Polymer-Attenuated Coulombic Self-Assembly (PACS) is a flexible experimental approach for generating crystals from simple colloidal building blocks. The central components are charged spherical particles coated with a polymer brush that prevents irreversible aggregation. Whether oppositely charged colloids crystallize, and which structures they form, depends on several factors, including colloid concentration, charge, and size, as well as the salt concentration of the solution. Molecular dynamics (MD) simulations are a powerful tool for predicting the outcomes of PACS assembly experiments and also provide particle-level insight into the assembly processes. Here, we present an open-source simulation framework, PACSim, that enables MD simulation studies of assembly by PACS across a range of experimentally relevant scenarios. PACSim is built on top of OpenMM, a flexible MD simulation framework that readily supports the implementation of different interaction potentials, as well as integration with other tools such as enhanced-sampling and machine-learning frameworks. We describe the motivation for PACSim, outline its features, report methodological advancements inspired by this framework, and provide examples of its use.

Editorial analysis

A structured set of objections, weighed in public.

Desk editor's note, referee report, simulated authors' rebuttal, and a circularity audit. Tearing a paper down is the easy half of reading it; the pith above is the substance, this is the friction.

Desk Editor's Note private letter to a colleague

PACSim is a practical OpenMM-based framework for PACS simulations that packages useful features, but it lacks the experimental benchmarks needed to establish predictive accuracy.

read the letter

Hi colleague, PACSim packages an OpenMM framework for running MD on polymer-attenuated Coulombic self-assembly of colloids. It lets users explore assembly under varying salt, charge, and concentration conditions without building the setup from scratch. The main advance is the dedicated, open-source implementation that supports flexible potentials and hooks into enhanced sampling or machine-learning tools. The usage examples make the workflow concrete and show how the code can be applied to experimentally relevant cases. This kind of targeted tooling can save time for groups already working on PACS. The soft spot is the missing validation. The paper describes the potentials and implementation but does not report direct comparisons to experiment, such as simulated versus measured critical salt concentrations or observed crystal symmetries. Without those checks it is unclear whether the coarse-grained models capture the key balance of repulsion and attraction or miss important brush-conformation effects. This is a methods paper aimed at soft-matter researchers who do or plan PACS experiments and want a simulation companion.
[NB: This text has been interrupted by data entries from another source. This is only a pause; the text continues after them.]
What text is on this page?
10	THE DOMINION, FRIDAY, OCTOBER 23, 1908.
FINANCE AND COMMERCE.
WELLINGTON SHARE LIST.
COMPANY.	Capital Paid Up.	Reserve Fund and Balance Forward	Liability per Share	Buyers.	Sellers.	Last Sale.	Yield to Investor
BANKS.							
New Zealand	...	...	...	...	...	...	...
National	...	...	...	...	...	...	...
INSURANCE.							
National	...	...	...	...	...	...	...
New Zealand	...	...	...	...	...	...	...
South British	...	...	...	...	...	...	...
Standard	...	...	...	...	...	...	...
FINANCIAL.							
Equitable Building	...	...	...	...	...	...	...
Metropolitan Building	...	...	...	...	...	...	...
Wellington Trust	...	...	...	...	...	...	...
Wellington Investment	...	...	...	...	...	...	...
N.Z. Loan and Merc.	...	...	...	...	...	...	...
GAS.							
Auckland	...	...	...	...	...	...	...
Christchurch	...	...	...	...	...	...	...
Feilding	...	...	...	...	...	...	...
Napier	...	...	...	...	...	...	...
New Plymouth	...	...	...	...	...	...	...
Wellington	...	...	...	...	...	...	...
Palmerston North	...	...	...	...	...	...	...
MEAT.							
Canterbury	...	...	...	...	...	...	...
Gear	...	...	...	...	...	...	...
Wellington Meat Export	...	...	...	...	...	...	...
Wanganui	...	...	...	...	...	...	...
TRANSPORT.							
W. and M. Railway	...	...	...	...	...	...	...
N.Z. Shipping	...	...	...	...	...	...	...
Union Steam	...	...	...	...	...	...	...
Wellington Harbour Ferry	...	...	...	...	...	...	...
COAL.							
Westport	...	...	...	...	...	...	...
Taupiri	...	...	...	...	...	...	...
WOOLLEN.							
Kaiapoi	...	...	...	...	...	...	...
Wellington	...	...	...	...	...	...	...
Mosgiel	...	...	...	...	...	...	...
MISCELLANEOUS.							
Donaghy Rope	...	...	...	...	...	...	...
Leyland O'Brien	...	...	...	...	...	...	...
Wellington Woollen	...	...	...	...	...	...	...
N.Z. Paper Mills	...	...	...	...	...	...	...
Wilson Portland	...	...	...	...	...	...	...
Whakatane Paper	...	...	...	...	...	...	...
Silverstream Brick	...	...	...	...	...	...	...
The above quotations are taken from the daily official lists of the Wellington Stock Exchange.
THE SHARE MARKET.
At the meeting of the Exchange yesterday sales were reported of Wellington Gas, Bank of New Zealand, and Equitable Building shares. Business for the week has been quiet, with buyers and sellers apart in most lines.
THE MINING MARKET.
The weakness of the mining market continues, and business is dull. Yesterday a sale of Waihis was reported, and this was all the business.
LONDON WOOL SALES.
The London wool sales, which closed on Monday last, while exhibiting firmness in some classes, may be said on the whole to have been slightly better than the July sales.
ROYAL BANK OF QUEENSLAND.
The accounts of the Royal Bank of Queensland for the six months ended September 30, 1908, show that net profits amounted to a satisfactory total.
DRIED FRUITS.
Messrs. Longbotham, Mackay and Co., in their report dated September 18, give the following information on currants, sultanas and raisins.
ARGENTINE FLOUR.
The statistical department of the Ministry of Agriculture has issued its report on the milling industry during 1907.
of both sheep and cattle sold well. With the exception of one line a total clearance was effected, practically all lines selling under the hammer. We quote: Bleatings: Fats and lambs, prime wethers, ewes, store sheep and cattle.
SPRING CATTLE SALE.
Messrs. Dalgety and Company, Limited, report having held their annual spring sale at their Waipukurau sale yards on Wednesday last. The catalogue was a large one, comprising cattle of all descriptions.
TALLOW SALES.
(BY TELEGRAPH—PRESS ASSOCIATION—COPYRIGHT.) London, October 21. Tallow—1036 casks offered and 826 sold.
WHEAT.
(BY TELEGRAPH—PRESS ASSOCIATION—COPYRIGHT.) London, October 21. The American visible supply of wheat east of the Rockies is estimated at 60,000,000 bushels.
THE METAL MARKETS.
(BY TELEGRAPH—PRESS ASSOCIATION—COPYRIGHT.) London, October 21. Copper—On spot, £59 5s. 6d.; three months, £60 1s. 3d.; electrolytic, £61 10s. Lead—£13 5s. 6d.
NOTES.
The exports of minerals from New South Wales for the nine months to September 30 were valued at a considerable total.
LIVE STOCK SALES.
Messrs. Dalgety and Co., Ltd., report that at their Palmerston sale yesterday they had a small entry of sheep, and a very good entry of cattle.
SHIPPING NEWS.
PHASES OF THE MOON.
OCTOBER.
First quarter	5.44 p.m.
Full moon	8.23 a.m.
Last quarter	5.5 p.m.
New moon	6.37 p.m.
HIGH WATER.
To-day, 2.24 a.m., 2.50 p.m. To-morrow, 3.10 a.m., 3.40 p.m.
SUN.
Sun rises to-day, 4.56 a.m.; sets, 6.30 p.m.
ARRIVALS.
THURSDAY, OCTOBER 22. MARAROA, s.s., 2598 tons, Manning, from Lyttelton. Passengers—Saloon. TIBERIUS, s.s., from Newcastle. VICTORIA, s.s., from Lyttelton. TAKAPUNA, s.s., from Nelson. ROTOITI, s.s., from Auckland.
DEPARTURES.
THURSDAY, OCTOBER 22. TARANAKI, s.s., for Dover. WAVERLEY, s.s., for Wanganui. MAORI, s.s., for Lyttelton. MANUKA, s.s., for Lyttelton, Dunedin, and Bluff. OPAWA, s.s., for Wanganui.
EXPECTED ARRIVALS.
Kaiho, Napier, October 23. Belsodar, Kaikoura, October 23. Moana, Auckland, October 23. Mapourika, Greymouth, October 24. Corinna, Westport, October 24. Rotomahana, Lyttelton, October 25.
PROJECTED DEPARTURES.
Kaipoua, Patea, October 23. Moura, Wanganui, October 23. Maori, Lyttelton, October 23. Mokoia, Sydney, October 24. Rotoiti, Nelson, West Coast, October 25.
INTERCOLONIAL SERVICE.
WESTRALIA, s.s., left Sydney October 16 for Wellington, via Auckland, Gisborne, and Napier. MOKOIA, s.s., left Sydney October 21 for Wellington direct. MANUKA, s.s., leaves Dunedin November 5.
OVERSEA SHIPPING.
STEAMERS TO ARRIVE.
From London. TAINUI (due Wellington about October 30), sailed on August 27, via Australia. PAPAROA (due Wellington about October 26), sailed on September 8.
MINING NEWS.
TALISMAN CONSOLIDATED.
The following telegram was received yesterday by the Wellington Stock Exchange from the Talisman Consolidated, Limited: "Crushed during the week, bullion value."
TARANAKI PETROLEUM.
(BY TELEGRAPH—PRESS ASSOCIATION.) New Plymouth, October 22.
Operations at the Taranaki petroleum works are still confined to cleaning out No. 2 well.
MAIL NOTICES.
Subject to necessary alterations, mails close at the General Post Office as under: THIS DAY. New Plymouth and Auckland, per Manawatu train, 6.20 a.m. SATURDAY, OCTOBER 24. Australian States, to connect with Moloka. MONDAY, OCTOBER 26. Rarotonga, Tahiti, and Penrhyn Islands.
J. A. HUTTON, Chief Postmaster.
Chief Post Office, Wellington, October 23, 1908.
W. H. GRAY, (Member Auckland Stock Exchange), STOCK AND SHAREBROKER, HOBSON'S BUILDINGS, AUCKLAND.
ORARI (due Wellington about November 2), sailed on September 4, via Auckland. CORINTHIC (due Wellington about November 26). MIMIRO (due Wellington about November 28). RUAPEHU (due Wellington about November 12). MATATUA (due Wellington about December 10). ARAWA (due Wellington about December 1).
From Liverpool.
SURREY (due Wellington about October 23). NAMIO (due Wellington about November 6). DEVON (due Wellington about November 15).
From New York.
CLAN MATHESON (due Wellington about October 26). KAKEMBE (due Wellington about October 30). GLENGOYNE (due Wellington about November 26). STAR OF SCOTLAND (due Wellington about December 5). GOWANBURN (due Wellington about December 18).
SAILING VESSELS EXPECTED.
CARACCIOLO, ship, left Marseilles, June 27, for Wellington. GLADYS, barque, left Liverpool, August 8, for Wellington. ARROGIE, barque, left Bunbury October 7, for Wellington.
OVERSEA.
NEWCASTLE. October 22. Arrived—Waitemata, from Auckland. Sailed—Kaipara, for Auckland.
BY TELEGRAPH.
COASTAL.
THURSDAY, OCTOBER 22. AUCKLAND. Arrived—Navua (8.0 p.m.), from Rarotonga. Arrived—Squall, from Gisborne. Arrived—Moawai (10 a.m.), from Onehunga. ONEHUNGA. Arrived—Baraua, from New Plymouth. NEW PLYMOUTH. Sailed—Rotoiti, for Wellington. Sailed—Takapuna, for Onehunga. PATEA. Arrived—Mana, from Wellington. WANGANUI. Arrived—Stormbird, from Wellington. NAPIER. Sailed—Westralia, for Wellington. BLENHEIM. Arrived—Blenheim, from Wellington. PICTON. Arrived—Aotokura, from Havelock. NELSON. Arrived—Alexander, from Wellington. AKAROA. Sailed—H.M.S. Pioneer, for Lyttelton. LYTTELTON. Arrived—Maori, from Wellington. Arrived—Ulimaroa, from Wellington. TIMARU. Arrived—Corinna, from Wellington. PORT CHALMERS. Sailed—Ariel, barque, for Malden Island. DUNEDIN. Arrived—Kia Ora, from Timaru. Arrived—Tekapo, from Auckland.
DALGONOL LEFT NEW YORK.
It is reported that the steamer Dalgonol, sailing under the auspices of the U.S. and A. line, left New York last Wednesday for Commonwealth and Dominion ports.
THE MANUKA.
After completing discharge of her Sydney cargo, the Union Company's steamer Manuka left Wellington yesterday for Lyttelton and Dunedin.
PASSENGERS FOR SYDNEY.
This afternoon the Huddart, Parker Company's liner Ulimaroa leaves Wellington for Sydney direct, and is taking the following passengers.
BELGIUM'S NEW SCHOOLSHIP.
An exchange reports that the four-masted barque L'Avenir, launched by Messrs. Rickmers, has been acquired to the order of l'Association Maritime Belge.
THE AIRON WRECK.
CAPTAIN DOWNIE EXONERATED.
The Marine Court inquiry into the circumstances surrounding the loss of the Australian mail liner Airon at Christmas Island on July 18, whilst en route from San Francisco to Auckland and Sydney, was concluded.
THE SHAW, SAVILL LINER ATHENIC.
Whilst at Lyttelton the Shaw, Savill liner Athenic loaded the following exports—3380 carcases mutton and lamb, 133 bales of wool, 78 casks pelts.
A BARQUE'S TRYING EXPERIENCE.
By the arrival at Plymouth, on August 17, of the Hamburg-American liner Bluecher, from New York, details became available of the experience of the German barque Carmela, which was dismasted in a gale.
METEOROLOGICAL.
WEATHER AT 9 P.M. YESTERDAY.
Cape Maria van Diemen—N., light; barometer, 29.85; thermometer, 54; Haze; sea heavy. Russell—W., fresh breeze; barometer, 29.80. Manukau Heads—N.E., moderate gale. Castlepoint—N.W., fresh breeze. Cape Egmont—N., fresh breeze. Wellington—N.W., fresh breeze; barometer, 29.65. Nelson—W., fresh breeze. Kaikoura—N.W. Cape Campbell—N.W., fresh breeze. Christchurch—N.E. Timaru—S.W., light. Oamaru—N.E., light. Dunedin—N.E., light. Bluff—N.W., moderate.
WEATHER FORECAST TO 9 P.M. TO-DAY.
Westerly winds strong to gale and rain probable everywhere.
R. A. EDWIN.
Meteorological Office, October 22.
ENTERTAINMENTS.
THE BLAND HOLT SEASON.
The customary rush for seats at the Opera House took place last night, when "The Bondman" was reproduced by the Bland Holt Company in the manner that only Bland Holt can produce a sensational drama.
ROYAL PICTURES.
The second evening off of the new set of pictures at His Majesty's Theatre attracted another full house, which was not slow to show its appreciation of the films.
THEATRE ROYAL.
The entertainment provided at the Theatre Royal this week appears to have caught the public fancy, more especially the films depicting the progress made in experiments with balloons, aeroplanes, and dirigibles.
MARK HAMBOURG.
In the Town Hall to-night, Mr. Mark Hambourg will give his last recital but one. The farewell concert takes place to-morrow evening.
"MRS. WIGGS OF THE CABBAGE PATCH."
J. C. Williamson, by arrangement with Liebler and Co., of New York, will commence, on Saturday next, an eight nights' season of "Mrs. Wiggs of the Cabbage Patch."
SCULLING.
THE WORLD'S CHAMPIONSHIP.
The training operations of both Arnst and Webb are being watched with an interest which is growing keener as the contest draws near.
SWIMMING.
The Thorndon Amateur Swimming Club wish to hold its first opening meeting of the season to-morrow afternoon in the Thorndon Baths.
A reader looking for a ready starting point in code will get value from it. The work is coherent on its own terms and shows honest engagement with the technique, so it deserves a serious referee. I would send it to peer review and expect reviewers to ask for some benchmarking results.

Referee Report

2 major / 2 minor

Summary. The manuscript introduces PACSim, an open-source MD simulation framework built on OpenMM for studying Polymer-Attenuated Coulombic Self-Assembly (PACS) of charged colloids coated with polymer brushes. It describes the motivation from experimental PACS, outlines framework features including support for different interaction potentials, reports methodological advancements, and provides usage examples for simulating assembly across experimentally relevant regimes of concentration, charge, size, and salt concentration.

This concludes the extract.